Spectral modeling can be viewed ``sampling synthesis done right'' [154]. That is, in spectral modeling synthesis, segments of the time-domain signal are replaced by their short-time Fourier transforms, thus providing a sound representation much closer to the perception of sound by the brain [66,109,205]. This yields two immediate benefits: (1) computational cost reductions based on perceptual modeling, and (2) more perceptually fundamental data structures. Cost reductions follow naturally from the observation [168] that roughly 90% of the information contained in a typical sound is not perceived by the brain. For example, the popular MP3 audio compression format [27,28] can achieve an order of magnitude data reduction with little or no loss in perceived sound quality because it is based on the short-time Fourier transform, and because it prioritizes the information retained in each spectral frame based on psychoacoustic principles. To first order, MPEG audio coding eliminates all spectral components which are masked by nearby louder components.
The disadvantages of spectral modeling are the same as those of sampling synthesis, except that memory usage can be greatly reduced. Sampling the full playing range of a musical instrument is made more difficult, however, by the need to capture every detail in the form of spectral transformations. Sometimes this is relatively easy, such as when playing harder only affects brightness. In other cases, it can be difficult, such as when nonlinear noise effects begin to play a role.

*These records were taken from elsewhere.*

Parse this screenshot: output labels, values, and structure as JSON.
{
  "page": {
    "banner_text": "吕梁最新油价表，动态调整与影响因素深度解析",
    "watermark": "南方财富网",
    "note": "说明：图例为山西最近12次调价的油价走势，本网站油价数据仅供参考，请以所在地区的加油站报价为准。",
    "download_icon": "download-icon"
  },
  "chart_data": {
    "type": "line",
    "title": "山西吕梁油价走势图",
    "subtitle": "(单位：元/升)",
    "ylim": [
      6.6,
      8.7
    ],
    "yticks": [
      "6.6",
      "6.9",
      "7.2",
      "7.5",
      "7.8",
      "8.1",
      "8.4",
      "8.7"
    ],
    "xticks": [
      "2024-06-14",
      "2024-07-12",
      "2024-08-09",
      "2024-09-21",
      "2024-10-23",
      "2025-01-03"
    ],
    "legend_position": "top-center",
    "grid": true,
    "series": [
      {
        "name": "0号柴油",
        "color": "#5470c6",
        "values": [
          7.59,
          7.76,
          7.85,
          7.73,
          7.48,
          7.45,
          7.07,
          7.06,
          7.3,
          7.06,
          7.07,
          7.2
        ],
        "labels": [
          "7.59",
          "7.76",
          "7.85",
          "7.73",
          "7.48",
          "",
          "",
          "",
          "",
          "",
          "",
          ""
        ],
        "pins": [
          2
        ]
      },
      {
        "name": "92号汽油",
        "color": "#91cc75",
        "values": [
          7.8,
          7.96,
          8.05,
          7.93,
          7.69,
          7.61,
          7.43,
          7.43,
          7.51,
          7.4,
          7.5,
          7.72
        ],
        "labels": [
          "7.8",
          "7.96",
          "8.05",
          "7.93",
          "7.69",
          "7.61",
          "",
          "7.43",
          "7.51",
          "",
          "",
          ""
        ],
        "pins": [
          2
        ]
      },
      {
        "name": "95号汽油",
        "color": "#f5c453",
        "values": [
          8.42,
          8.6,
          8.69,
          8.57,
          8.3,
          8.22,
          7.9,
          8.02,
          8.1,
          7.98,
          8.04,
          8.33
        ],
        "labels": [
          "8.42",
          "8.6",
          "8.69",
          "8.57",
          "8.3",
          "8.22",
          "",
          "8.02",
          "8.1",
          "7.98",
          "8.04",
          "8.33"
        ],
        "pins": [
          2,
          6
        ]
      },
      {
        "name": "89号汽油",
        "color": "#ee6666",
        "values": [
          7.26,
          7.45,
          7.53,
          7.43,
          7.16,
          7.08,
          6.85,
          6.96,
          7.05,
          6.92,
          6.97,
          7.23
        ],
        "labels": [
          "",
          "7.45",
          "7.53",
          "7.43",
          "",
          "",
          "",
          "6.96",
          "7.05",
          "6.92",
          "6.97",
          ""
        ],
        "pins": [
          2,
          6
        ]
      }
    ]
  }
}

An excellent recent example of spectral modeling synthesis is the so-called Vocaloid developed by Yamaha in collaboration with others [5]. In this method, the short-time spectrum is modeled as sinusoids plus a residual signal, together with higher level spectral features such as vocal formants. The model enables the creation of ``vocal fonts'' which effectively provide a ``virtual singer'' who can be given any material to sing at any pitch. Excellent results can be achieved with this approach (and some of the demos are very impressive), but it remains a significant amount of work to encode a particular singer into the form of a vocal font. Furthermore, while the sound quality is generally excellent, subtle ``unnaturalness'' cues may creep through from time to time, rendering the system most immediately effective for automatic back-up vocals, or choral synthesis, as opposed to highly exposed foreground lead-singer synthesis.
Zooming out, spectral modeling synthesis can be regarded as modeling sound inside the inner ear, enabling reductions and manipulations in terms of human perception of sound.